The Hidden Math Most People Skip
The headline price on a group tour is rarely what you pay. Single supplements alone can add 30 to 100 percent to the per-person rate, and operators that waive them are worth seeking out. Tip pools usually run $10 to $15 per traveler per day for guide and driver. “Optional” excursions are sometimes optional, sometimes the only thing to do that afternoon, the line is fuzzy.
- Single supplement (often 30–100% on top of base)
- Daily tipping pool ($10–15 per traveler, per day)
- Drinks and meals outside listed inclusions
- “Optional” excursions priced separately
- Visa, vaccination, and insurance fees
If your only reading the headline price, you’re going to be 25 percent under-budgeted by the time you fly home.
How I Vet a Group Tour in Ten Minutes
Group size first. Under 16 is workable, over 25 is a factory tour where you’ll spend half the trip waiting for the slow eaters. Single supplement waiver second—if the operator can’t waive it, they aren’t really set up for solo travelers. Recent negative reviews third, because the bottom of the rating spread is where the real information lives. Refund policy fourth, before you wire any deposit. And finally, response time when you ask a pre-booking question—that’s how they’ll respond when day six goes sideways.
This vetting also surfaces destinations I’d flag for group travel even when they aren’t in my Big Four. Egypt fits that mold—heavy multi-city logistics across Cairo, Luxor and Aswan, plus periodic security advisories that make a vetted operator less wasteful than going it alone. But its a different category from the four above. Egypt rewards the careful solo traveler too.

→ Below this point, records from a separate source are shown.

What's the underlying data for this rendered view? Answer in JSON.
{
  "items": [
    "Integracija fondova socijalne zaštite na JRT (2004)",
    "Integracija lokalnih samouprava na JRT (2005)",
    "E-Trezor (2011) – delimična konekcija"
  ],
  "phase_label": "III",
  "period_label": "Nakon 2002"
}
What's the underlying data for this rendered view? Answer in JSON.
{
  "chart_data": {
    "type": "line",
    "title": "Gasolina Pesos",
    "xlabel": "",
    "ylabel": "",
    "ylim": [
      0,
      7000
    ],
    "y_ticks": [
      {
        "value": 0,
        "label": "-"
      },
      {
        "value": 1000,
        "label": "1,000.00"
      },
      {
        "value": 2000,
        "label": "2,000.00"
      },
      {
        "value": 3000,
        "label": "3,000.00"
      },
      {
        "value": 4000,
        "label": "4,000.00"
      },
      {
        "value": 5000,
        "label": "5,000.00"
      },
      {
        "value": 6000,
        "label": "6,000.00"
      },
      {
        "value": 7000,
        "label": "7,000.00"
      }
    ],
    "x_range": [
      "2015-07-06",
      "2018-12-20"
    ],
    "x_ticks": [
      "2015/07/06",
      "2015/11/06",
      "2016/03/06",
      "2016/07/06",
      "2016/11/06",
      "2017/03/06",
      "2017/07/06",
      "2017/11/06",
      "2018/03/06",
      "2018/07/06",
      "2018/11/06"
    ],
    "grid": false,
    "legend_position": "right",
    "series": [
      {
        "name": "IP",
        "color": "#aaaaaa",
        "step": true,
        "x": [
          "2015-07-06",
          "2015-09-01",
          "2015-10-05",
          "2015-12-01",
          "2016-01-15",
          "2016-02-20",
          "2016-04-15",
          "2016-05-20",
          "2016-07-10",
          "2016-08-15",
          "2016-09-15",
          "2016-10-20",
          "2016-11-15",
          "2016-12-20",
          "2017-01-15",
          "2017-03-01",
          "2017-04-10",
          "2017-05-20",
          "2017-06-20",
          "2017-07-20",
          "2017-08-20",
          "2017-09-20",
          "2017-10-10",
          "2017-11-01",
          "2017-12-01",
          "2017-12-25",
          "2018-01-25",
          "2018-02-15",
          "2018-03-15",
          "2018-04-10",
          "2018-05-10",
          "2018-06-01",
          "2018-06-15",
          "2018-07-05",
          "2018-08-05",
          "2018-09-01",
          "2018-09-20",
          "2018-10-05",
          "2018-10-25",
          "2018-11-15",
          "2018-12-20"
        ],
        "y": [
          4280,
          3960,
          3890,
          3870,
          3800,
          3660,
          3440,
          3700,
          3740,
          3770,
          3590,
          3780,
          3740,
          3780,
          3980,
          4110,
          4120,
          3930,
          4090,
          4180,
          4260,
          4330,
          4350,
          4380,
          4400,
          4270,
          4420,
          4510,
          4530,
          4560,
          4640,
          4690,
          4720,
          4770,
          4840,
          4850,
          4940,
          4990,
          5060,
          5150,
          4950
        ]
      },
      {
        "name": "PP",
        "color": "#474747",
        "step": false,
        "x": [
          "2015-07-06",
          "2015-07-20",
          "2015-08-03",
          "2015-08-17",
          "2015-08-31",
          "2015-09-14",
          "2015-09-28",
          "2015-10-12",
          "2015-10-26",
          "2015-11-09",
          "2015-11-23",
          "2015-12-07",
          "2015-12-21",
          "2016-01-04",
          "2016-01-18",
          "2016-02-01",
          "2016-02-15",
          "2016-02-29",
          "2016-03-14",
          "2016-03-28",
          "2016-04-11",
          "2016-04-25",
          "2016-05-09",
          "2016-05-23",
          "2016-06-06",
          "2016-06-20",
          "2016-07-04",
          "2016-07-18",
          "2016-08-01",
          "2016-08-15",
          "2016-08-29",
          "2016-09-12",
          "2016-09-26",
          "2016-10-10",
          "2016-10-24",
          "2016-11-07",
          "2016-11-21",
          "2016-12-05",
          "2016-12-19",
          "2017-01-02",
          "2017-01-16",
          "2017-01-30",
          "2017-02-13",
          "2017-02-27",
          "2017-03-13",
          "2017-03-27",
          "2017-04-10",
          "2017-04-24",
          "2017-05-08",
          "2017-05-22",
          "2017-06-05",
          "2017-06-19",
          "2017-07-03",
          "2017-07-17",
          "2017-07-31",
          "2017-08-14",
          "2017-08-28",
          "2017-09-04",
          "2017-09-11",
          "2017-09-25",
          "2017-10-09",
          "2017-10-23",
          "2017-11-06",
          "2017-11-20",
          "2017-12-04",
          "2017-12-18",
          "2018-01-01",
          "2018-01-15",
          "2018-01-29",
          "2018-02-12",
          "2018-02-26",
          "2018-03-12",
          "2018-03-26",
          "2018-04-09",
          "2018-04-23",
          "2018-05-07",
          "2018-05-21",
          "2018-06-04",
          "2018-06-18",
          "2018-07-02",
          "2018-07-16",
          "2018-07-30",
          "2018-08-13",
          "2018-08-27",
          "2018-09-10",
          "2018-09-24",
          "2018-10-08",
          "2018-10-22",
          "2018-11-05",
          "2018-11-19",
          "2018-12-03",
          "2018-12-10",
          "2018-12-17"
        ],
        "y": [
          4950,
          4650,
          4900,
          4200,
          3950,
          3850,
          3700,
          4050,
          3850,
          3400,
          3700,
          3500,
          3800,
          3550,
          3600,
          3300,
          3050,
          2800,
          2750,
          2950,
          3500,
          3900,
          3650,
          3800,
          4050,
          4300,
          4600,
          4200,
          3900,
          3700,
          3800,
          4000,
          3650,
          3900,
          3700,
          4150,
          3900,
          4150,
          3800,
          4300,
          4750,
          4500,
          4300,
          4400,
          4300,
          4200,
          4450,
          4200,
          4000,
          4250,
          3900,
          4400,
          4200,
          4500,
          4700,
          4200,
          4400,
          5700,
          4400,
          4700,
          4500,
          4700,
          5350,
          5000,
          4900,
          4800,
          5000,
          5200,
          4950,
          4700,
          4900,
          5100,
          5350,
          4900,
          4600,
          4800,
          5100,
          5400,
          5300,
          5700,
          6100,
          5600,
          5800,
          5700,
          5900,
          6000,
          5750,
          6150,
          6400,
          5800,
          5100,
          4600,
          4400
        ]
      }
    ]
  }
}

Five Questions People Actually Ask
Are group tours ever the right call outside these four places? Sometimes. Multi-country East Africa safaris and Patagonia trekking circuits often work better in a group because the logistics are heavy. Most other places, no.
What about luxury group tours? Operators like Abercrombie & Kent and Tauck do high-end versions with smaller groups and better food. The math is different—you’re paying for time saved, not access. Worth it if your bandwidth is the constraint.
How small does small-group need to be? Sixteen or under for me. Twelve is better. Six feels private.
Is North Korea ethical to visit? That’s a personal question, not a logistics one. I won’t pretend the money trail is clean. Read what your operator publishes about hard-currency restrictions and decide.
What’s the single biggest mistake? Booking on price alone and skipping the single supplement check. The cheapest tour usually has the worst rooms and the largest groups. Pay up or stay solo.